Saturday, September 20, 2008

Breakfast at Tiffany's

Everytime I hear that song on the radio at work I remember how I knew how to play it on the guitar in first grade.
And I would do so until my mother got sick of hearing it all the time.

Now, I don't even know how to play any songs.

I have also realized that in life I have to chose between poverty and misery.
Few have other options.
I chose poverty.

Saturday, September 13, 2008

there's a place

we can't return to.
It's theirs now.

Tuesday, September 9, 2008

I will be Grateful for This Day

I always fall back in love with Connor Oberst at decisive points in my life.
New Favorite Album: Noise Floor

I had girl I knew she grew became a woman
now I think that she teaches at one of the schools downtown,
we used to roll the windows down
and play the music loud
smoking out in her car
Lost in west Omaha,
and we’d get drunk and kiss
our bodies twist like shoe laces.
And we never came untied;
I guess you were just my type.
You know that summer never stopped.
I still pretend I’m there.
Bands in the living room,
neighbors ain’t never cared.
So when I sat behind the drum set.
Your heartbeat’s what I tried to play.
With kick and snares so careless not in time.
So you got ahead of me.
And I guess I’m still dragging behind.

I had a friend who changed his name
but couldn’t change himself.
Never quite figured out
how to do with what life had dealt.
He put a needle in his arm
to calm his handsome hell.
who would have imagined it?
Could’ve worked out so well.
Now he's a shape that moves
like echoes through my empty room.
And there’s a voice that speaks
like someone’s right behind me.
I turned around and found
exactly what you would expect.
Clothes I left on my floor.
The papers piled on my desk.
But where the ink is
where the cause effect what’s meant by it
the story is incomplete.
The pictures’ left unfinished.
So I am writing my own ending.
I’ll let my pen bleed black or blue.
And I will color in the meaning.
It will be gold and green and true.
And I’ll learn to love my new discovered proof.
I’ll be grateful for this day.
I will be grateful for each day to come.

Sunday, September 7, 2008

Some people are like vodka

fun
spontaneous
crazy

And the next day you wake up feeling like shit and you swear off vodka forever.
But it frequents social gatherings andd so do you and somehow it finds its way back to you only to dissapoint once more.

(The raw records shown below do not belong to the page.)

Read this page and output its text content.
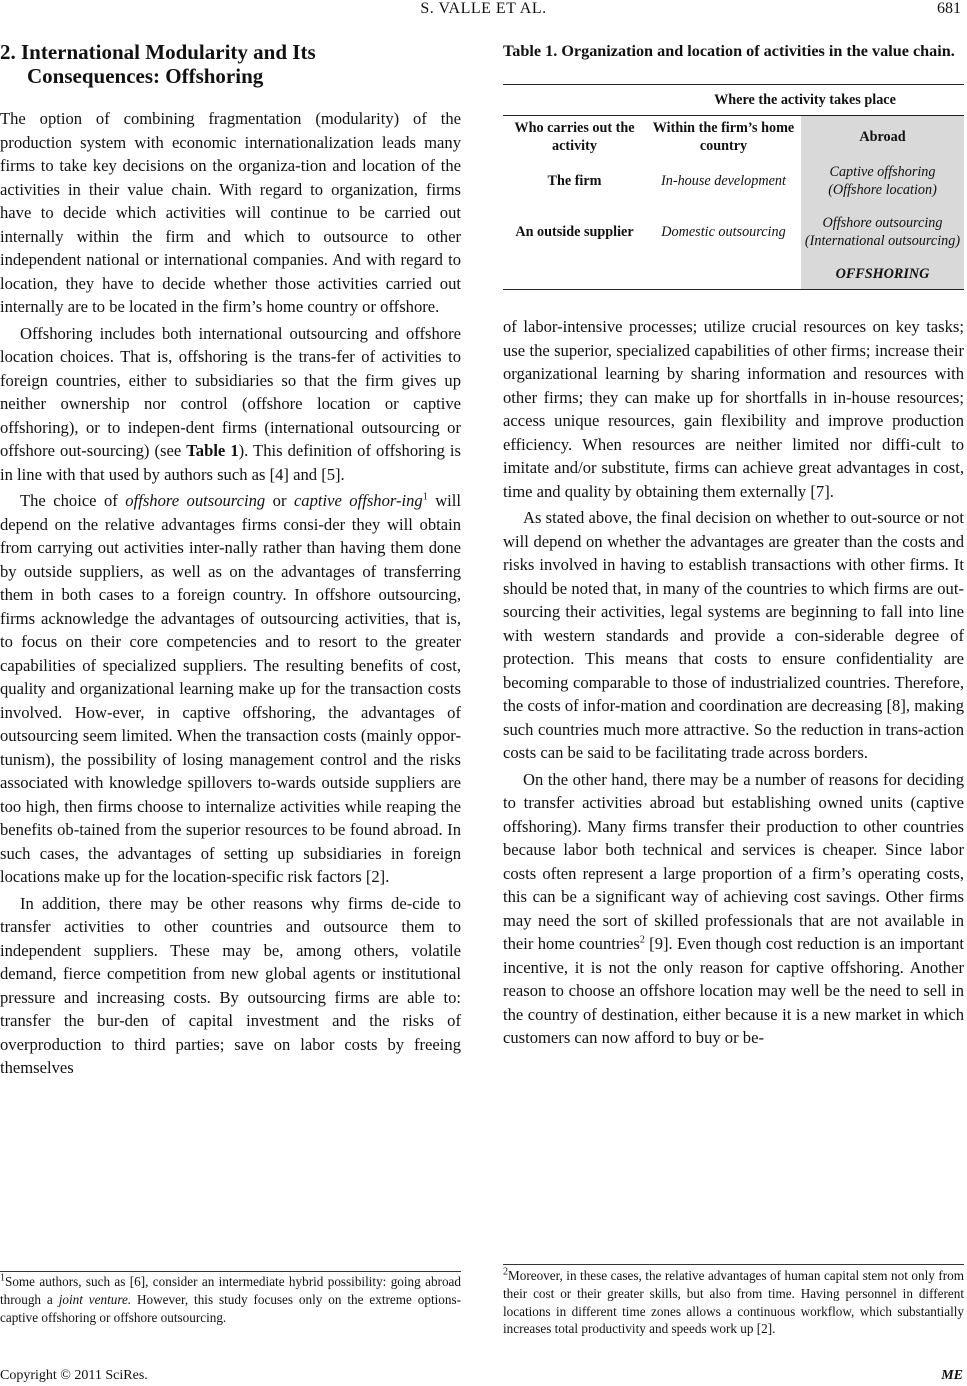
S. VALLE ET AL.	681
2. International Modularity and Its
Consequences: Offshoring

The option of combining fragmentation (modularity) of the production system with economic internationalization leads many firms to take key decisions on the organiza-tion and location of the activities in their value chain. With regard to organization, firms have to decide which activities will continue to be carried out internally within the firm and which to outsource to other independent national or international companies. And with regard to location, they have to decide whether those activities carried out internally are to be located in the firm’s home country or offshore.

Offshoring includes both international outsourcing and offshore location choices. That is, offshoring is the trans-fer of activities to foreign countries, either to subsidiaries so that the firm gives up neither ownership nor control (offshore location or captive offshoring), or to indepen-dent firms (international outsourcing or offshore out-sourcing) (see Table 1). This definition of offshoring is in line with that used by authors such as [4] and [5].

The choice of offshore outsourcing or captive offshor-ing$^1$ will depend on the relative advantages firms consi-der they will obtain from carrying out activities inter-nally rather than having them done by outside suppliers, as well as on the advantages of transferring them in both cases to a foreign country. In offshore outsourcing, firms acknowledge the advantages of outsourcing activities, that is, to focus on their core competencies and to resort to the greater capabilities of specialized suppliers. The resulting benefits of cost, quality and organizational learning make up for the transaction costs involved. How-ever, in captive offshoring, the advantages of outsourcing seem limited. When the transaction costs (mainly oppor-tunism), the possibility of losing management control and the risks associated with knowledge spillovers to-wards outside suppliers are too high, then firms choose to internalize activities while reaping the benefits ob-tained from the superior resources to be found abroad. In such cases, the advantages of setting up subsidiaries in foreign locations make up for the location-specific risk factors [2].

In addition, there may be other reasons why firms de-cide to transfer activities to other countries and outsource them to independent suppliers. These may be, among others, volatile demand, fierce competition from new global agents or institutional pressure and increasing costs. By outsourcing firms are able to: transfer the bur-den of capital investment and the risks of overproduction to third parties; save on labor costs by freeing themselves

$^1$Some authors, such as [6], consider an intermediate hybrid possibility: going abroad through a joint venture. However, this study focuses only on the extreme options-captive offshoring or offshore outsourcing.

Table 1. Organization and location of activities in the value chain.

	Where the activity takes place	
Who carries out the activity	Within the firm’s home country	Abroad
The firm	In-house development	Captive offshoring (Offshore location)
An outside supplier	Domestic outsourcing	Offshore outsourcing (International outsourcing)
		OFFSHORING

of labor-intensive processes; utilize crucial resources on key tasks; use the superior, specialized capabilities of other firms; increase their organizational learning by sharing information and resources with other firms; they can make up for shortfalls in in-house resources; access unique resources, gain flexibility and improve production efficiency. When resources are neither limited nor diffi-cult to imitate and/or substitute, firms can achieve great advantages in cost, time and quality by obtaining them externally [7].

As stated above, the final decision on whether to out-source or not will depend on whether the advantages are greater than the costs and risks involved in having to establish transactions with other firms. It should be noted that, in many of the countries to which firms are out-sourcing their activities, legal systems are beginning to fall into line with western standards and provide a con-siderable degree of protection. This means that costs to ensure confidentiality are becoming comparable to those of industrialized countries. Therefore, the costs of infor-mation and coordination are decreasing [8], making such countries much more attractive. So the reduction in trans-action costs can be said to be facilitating trade across borders.

On the other hand, there may be a number of reasons for deciding to transfer activities abroad but establishing owned units (captive offshoring). Many firms transfer their production to other countries because labor both technical and services is cheaper. Since labor costs often represent a large proportion of a firm’s operating costs, this can be a significant way of achieving cost savings. Other firms may need the sort of skilled professionals that are not available in their home countries$^2$ [9]. Even though cost reduction is an important incentive, it is not the only reason for captive offshoring. Another reason to choose an offshore location may well be the need to sell in the country of destination, either because it is a new market in which customers can now afford to buy or be-

$^2$Moreover, in these cases, the relative advantages of human capital stem not only from their cost or their greater skills, but also from time. Having personnel in different locations in different time zones allows a continuous workflow, which substantially increases total productivity and speeds work up [2].
Copyright © 2011 SciRes.	ME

What's with all these whiny blogs lately?
I am so annoyed with myself.

Thursday, September 4, 2008

It's kind of pathetic

but I really can't sleep if no one tells me "good night"

the things we do

The problem is that I really like candy. Even though I know it's not good for me, it makes my teeth hurt and usually I regret eating it immediately.
But it is just so damn sweet.

The worst thing about good candy is that you usually have to share it with some stupid people who don't even appreciate your generosity.
I could use some healthier vices.

I need to get out more.

Wednesday, September 3, 2008

Mind the Gap

I keep being interrupted by unexpected glitches.
My life is currently undergoing routine maintenance and my expectations are under construction.

I'd like to create some stability, and this is the last time I am going to say it.